Contradiction Score#
The Cross-Encoder for Natural Language Inference (NLI) is a
text classification model that takes a pair of text and assigns a label: 'contradiction'
, 'entailment'
or
'neutral'
. Additionally, it assigns a probability ranging from 0 to 1 for each label. The higher the
score, the more confident the model is to assign that label. So, it assigns the label with the highest score. This is
useful for hallucination detection, as factual consistency implies the absence of contradictions.
Implementation Details#
This cross-encoder for NLI classification is based on Microsoft's
deberta-v3-base, which was trained on NLI data, using
sentence_transformers.cross_encoder
.
Further details for development and usage can be found on Hugging Face: cross-encoder/nli-deberta-v3-base. Below is a quick example of how it can be used:
# Installation:
# pip install -U sentence-transformers
from sentence_transformers import CrossEncoder
nli_model = CrossEncoder('cross-encoder/nli-deberta-v3-base')
def compute_metric(ground_truth: str, inference: str) -> float:
scores = nli_model.predict([ground_truth, inference], apply_softmax=True)

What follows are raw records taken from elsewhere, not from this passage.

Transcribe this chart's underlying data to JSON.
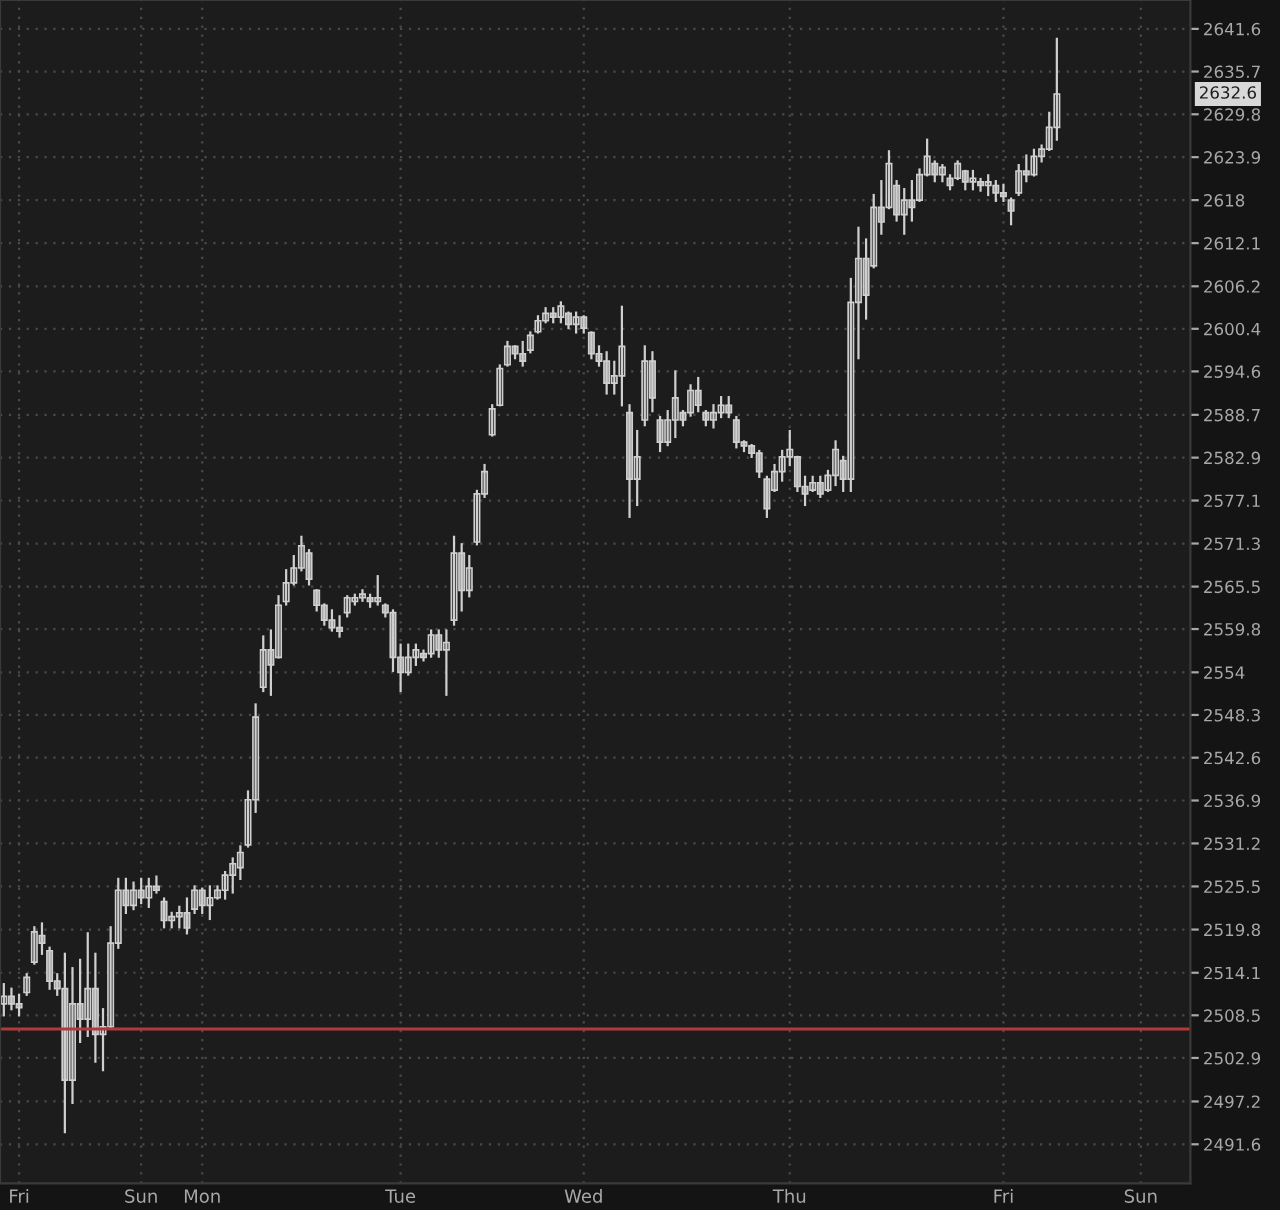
{
  "chart_data": {
    "type": "candlestick",
    "categories": [
      null,
      null,
      "Fri",
      null,
      null,
      null,
      null,
      null,
      null,
      null,
      null,
      null,
      null,
      null,
      null,
      null,
      null,
      null,
      "Sun",
      null,
      null,
      null,
      null,
      null,
      null,
      null,
      "Mon",
      null,
      null,
      null,
      null,
      null,
      null,
      null,
      null,
      null,
      null,
      null,
      null,
      null,
      null,
      null,
      null,
      null,
      null,
      null,
      null,
      null,
      null,
      null,
      null,
      null,
      "Tue",
      null,
      null,
      null,
      null,
      null,
      null,
      null,
      null,
      null,
      null,
      null,
      null,
      null,
      null,
      null,
      null,
      null,
      null,
      null,
      null,
      null,
      null,
      null,
      "Wed",
      null,
      null,
      null,
      null,
      null,
      null,
      null,
      null,
      null,
      null,
      null,
      null,
      null,
      null,
      null,
      null,
      null,
      null,
      null,
      null,
      null,
      null,
      null,
      null,
      null,
      null,
      "Thu",
      null,
      null,
      null,
      null,
      null,
      null,
      null,
      null,
      null,
      null,
      null,
      null,
      null,
      null,
      null,
      null,
      null,
      null,
      null,
      null,
      null,
      null,
      null,
      null,
      null,
      null,
      null,
      "Fri",
      null,
      null,
      null,
      null,
      null,
      null,
      null,
      null,
      null,
      null,
      null,
      null,
      null,
      null,
      null,
      null,
      null,
      "Sun",
      null,
      null,
      null,
      null,
      null,
      null
    ],
    "ohlc": [
      [
        2510,
        2512.6,
        2508.5,
        2511
      ],
      [
        2511,
        2512.0,
        2509.3,
        2510
      ],
      [
        2510,
        2511.2,
        2508.5,
        2509.5
      ],
      [
        2511.5,
        2513.9,
        2511.2,
        2513.5
      ],
      [
        2515.5,
        2520.1,
        2515.3,
        2519.5
      ],
      [
        2519,
        2520.6,
        2516.6,
        2518
      ],
      [
        2517,
        2517.4,
        2512.0,
        2513
      ],
      [
        2513,
        2513.9,
        2511.2,
        2512
      ],
      [
        2512,
        2516.6,
        2493.2,
        2500
      ],
      [
        2500,
        2514.7,
        2497.0,
        2510
      ],
      [
        2510,
        2515.8,
        2505.0,
        2508
      ],
      [
        2508,
        2519.3,
        2505.8,
        2512
      ],
      [
        2512,
        2516.6,
        2502.4,
        2506
      ],
      [
        2506,
        2509.3,
        2501.3,
        2507
      ],
      [
        2507,
        2520.1,
        2506.7,
        2518
      ],
      [
        2518,
        2526.5,
        2517.4,
        2525
      ],
      [
        2525,
        2526.5,
        2522.0,
        2523
      ],
      [
        2523,
        2526.0,
        2522.5,
        2525
      ],
      [
        2525,
        2526.5,
        2523.3,
        2524
      ],
      [
        2524,
        2526.5,
        2522.8,
        2525.5
      ],
      [
        2525.5,
        2526.8,
        2524.7,
        2525
      ],
      [
        2523.5,
        2523.9,
        2520.1,
        2521
      ],
      [
        2521,
        2522.0,
        2520.1,
        2521.5
      ],
      [
        2521.5,
        2522.8,
        2520.1,
        2522
      ],
      [
        2522,
        2523.9,
        2519.3,
        2520
      ],
      [
        2522.5,
        2525.5,
        2522.0,
        2525
      ],
      [
        2525,
        2525.2,
        2522.0,
        2523
      ],
      [
        2523,
        2525.5,
        2521.2,
        2524
      ],
      [
        2524,
        2525.5,
        2523.9,
        2525
      ],
      [
        2525,
        2527.4,
        2523.9,
        2527
      ],
      [
        2527,
        2529.2,
        2524.7,
        2528.5
      ],
      [
        2528,
        2530.8,
        2526.5,
        2530
      ],
      [
        2531,
        2538.1,
        2530.8,
        2537
      ],
      [
        2537,
        2549.7,
        2535.4,
        2548
      ],
      [
        2552,
        2558.8,
        2551.5,
        2557
      ],
      [
        2557,
        2559.6,
        2551.0,
        2555
      ],
      [
        2556,
        2564.2,
        2556,
        2563
      ],
      [
        2563.5,
        2567.7,
        2563.1,
        2566
      ],
      [
        2566,
        2569.6,
        2565.8,
        2568
      ],
      [
        2568,
        2572.2,
        2567.7,
        2571
      ],
      [
        2570,
        2570.4,
        2565.8,
        2566.5
      ],
      [
        2565,
        2565.0,
        2562.3,
        2563
      ],
      [
        2563,
        2563.1,
        2560.4,
        2561
      ],
      [
        2561,
        2562.3,
        2559.6,
        2560
      ],
      [
        2560,
        2561.5,
        2558.8,
        2559.5
      ],
      [
        2562,
        2564.2,
        2561.5,
        2564
      ],
      [
        2563.5,
        2564.4,
        2563.1,
        2564
      ],
      [
        2564,
        2565.0,
        2563.6,
        2564.5
      ],
      [
        2564,
        2564.4,
        2562.8,
        2563.5
      ],
      [
        2563.5,
        2566.9,
        2563.1,
        2564
      ],
      [
        2563,
        2563.1,
        2561.5,
        2562
      ],
      [
        2562,
        2562.3,
        2554.2,
        2556
      ],
      [
        2556,
        2557.7,
        2551.5,
        2554
      ],
      [
        2554,
        2557.7,
        2553.7,
        2556
      ],
      [
        2556,
        2557.7,
        2555.0,
        2557
      ],
      [
        2556.5,
        2556.9,
        2555.6,
        2556
      ],
      [
        2556.5,
        2559.6,
        2556.1,
        2559
      ],
      [
        2559,
        2559.6,
        2556.1,
        2557
      ],
      [
        2557,
        2559.6,
        2551.0,
        2558
      ],
      [
        2561,
        2572.2,
        2560.4,
        2570
      ],
      [
        2570,
        2571.2,
        2562.3,
        2565
      ],
      [
        2565,
        2569.6,
        2564.2,
        2568
      ],
      [
        2571.5,
        2578.4,
        2571.2,
        2578
      ],
      [
        2578,
        2581.9,
        2577.6,
        2581
      ],
      [
        2586,
        2590.0,
        2585.9,
        2589.5
      ],
      [
        2590,
        2595.4,
        2590.0,
        2595
      ],
      [
        2595.5,
        2598.6,
        2595.4,
        2598
      ],
      [
        2598,
        2598.0,
        2596.4,
        2597
      ],
      [
        2597,
        2598.6,
        2595.4,
        2596
      ],
      [
        2597.5,
        2599.9,
        2597.2,
        2599.5
      ],
      [
        2600,
        2602.1,
        2599.9,
        2601.5
      ],
      [
        2601.5,
        2603.2,
        2601.3,
        2602.5
      ],
      [
        2602.5,
        2603.2,
        2601.3,
        2602
      ],
      [
        2602,
        2604.0,
        2601.3,
        2603.5
      ],
      [
        2602.5,
        2602.6,
        2600.5,
        2601
      ],
      [
        2601,
        2602.6,
        2599.9,
        2602
      ],
      [
        2602,
        2602.1,
        2599.9,
        2600.5
      ],
      [
        2599.9,
        2599.9,
        2596.4,
        2597
      ],
      [
        2597,
        2598.0,
        2595.4,
        2596
      ],
      [
        2596,
        2597.2,
        2591.6,
        2593
      ],
      [
        2593,
        2595.9,
        2591.6,
        2594
      ],
      [
        2594,
        2603.4,
        2590.0,
        2598
      ],
      [
        2589,
        2590.0,
        2574.9,
        2580
      ],
      [
        2580,
        2586.5,
        2576.5,
        2583
      ],
      [
        2588,
        2598.0,
        2587.3,
        2596
      ],
      [
        2596,
        2597.2,
        2589.2,
        2591
      ],
      [
        2588,
        2588.4,
        2583.8,
        2585
      ],
      [
        2585,
        2589.2,
        2584.6,
        2588
      ],
      [
        2588,
        2594.6,
        2585.7,
        2591
      ],
      [
        2589,
        2589.2,
        2587.3,
        2588
      ],
      [
        2589,
        2592.7,
        2588.6,
        2592
      ],
      [
        2592,
        2593.7,
        2589.2,
        2590
      ],
      [
        2589,
        2589.2,
        2587.3,
        2588
      ],
      [
        2588,
        2590.0,
        2587.0,
        2589
      ],
      [
        2589,
        2591.1,
        2588.4,
        2590
      ],
      [
        2590,
        2591.1,
        2588.4,
        2589
      ],
      [
        2588,
        2588.4,
        2584.3,
        2585
      ],
      [
        2585,
        2585.1,
        2583.8,
        2584.5
      ],
      [
        2584.5,
        2584.6,
        2583.0,
        2583.5
      ],
      [
        2583.5,
        2583.8,
        2580.3,
        2581
      ],
      [
        2580,
        2580.3,
        2574.9,
        2576
      ],
      [
        2578.5,
        2581.9,
        2578.4,
        2581
      ],
      [
        2581,
        2583.8,
        2579.8,
        2583
      ],
      [
        2583,
        2586.5,
        2581.9,
        2584
      ],
      [
        2583,
        2583.0,
        2578.4,
        2579
      ],
      [
        2579,
        2580.3,
        2576.5,
        2578
      ],
      [
        2578.5,
        2580.3,
        2578.4,
        2579.5
      ],
      [
        2579.5,
        2580.3,
        2577.6,
        2578
      ],
      [
        2578.5,
        2581.1,
        2578.4,
        2580.5
      ],
      [
        2580.5,
        2585.1,
        2579.2,
        2584
      ],
      [
        2582.5,
        2583.0,
        2578.4,
        2580
      ],
      [
        2580,
        2607.2,
        2578.4,
        2604
      ],
      [
        2604,
        2614.2,
        2596.4,
        2610
      ],
      [
        2610,
        2612.6,
        2601.8,
        2605
      ],
      [
        2609,
        2618.7,
        2608.8,
        2617
      ],
      [
        2617,
        2620.6,
        2613.4,
        2615
      ],
      [
        2617,
        2624.7,
        2616.9,
        2623
      ],
      [
        2620,
        2620.6,
        2615.2,
        2616
      ],
      [
        2616,
        2619.5,
        2613.4,
        2618
      ],
      [
        2618,
        2620.6,
        2615.2,
        2617
      ],
      [
        2618,
        2622.2,
        2617.9,
        2621.5
      ],
      [
        2621.5,
        2626.3,
        2621.4,
        2624
      ],
      [
        2623,
        2623.3,
        2620.6,
        2621.5
      ],
      [
        2621.5,
        2622.8,
        2620.6,
        2622.5
      ],
      [
        2621,
        2621.4,
        2619.5,
        2620
      ],
      [
        2621,
        2623.3,
        2620.9,
        2623
      ],
      [
        2622,
        2622.0,
        2619.5,
        2620.5
      ],
      [
        2620.5,
        2622.0,
        2619.5,
        2621
      ],
      [
        2620.5,
        2620.9,
        2619.3,
        2620
      ],
      [
        2620,
        2621.4,
        2618.7,
        2620.5
      ],
      [
        2620,
        2620.6,
        2617.9,
        2619
      ],
      [
        2619,
        2620.1,
        2617.9,
        2618.5
      ],
      [
        2618,
        2618.2,
        2614.7,
        2616.5
      ],
      [
        2619,
        2622.8,
        2618.7,
        2622
      ],
      [
        2622,
        2624.1,
        2620.6,
        2621.5
      ],
      [
        2621.5,
        2624.9,
        2621.4,
        2624
      ],
      [
        2624,
        2625.5,
        2623.3,
        2625
      ],
      [
        2625,
        2630.0,
        2624.9,
        2628
      ],
      [
        2628,
        2640.2,
        2626.3,
        2632.6
      ],
      null,
      null,
      null,
      null,
      null,
      null,
      null,
      null,
      null,
      null,
      null,
      null,
      null,
      null,
      null,
      null,
      null
    ],
    "color": "#cfcfcf",
    "log": true,
    "ylim": [
      2486.5,
      2645.6
    ],
    "yticks": [
      2491.6,
      2497.2,
      2502.9,
      2508.5,
      2514.1,
      2519.8,
      2525.5,
      2531.2,
      2536.9,
      2542.6,
      2548.3,
      2554,
      2559.8,
      2565.5,
      2571.3,
      2577.1,
      2582.9,
      2588.7,
      2594.6,
      2600.4,
      2606.2,
      2612.1,
      2618,
      2623.9,
      2629.8,
      2635.7,
      2641.6
    ],
    "grid": true,
    "ref_lines": [
      {
        "axis": "y",
        "value": 2506.7,
        "color": "#b03a3a",
        "line_style": "solid"
      }
    ],
    "annotations": [
      {
        "text": "2632.6",
        "y": 2632.6
      }
    ]
  }
}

label = ['contradiction', 'entailment', 'neutral'][scores.argmax()]
return {
'label': label,
'contradiction': scores[0],
'entailment': scores[1],
'neutral': scores[2],
}
print(compute_metric("The duck crossed the road", "The duck did not cross the road"))
# Outputs:
# {'label': 'contradiction', 'contradiction': 0.999961, 'entailment': 0.000010, 'neutral': 0.000028}
Examples#
Ground Truth | Inference | Contradiction | Entailment | Neutral | |
---|---|---|---|---|---|
The duck crossed the road |
The duck did not cross the road |
contradiction |
0.999 |
0.000 |
0.000 |
The duck crossed the road |
The animal crossed the road |
entailment |
0.000 |
0.971 |
0.029 |
The duck crossed the road |
The duck crossed my path |
neutral |
0.011 |
0.096 |
0.893 |
Limitations and Biases#
-
The model provided on Hugging Face suggests that expected input is simply pairs of text. This means that lengthy context cannot be provided. If relevant, context can be added to the front of both texts within the pair. For example:
("What did the duck do? The duck crossed the road.", "What did the duck do? The animal crossed the road.")
. -
Explainability is a challenge for these scores. This model is a black-box that is not able to explain the reasons for assigning a contradiction score of
0.5
or0.7
. Users should examine this classifier's behavior on their own data, and see how extra details within a ground truth or inference might impact the decision of assigning'contradiction'
,'entailment'
or'neutral'
.
Overall, this NLI classifier is quick and easy to use, and provides insightful metrics relevant to a hallucination detection system.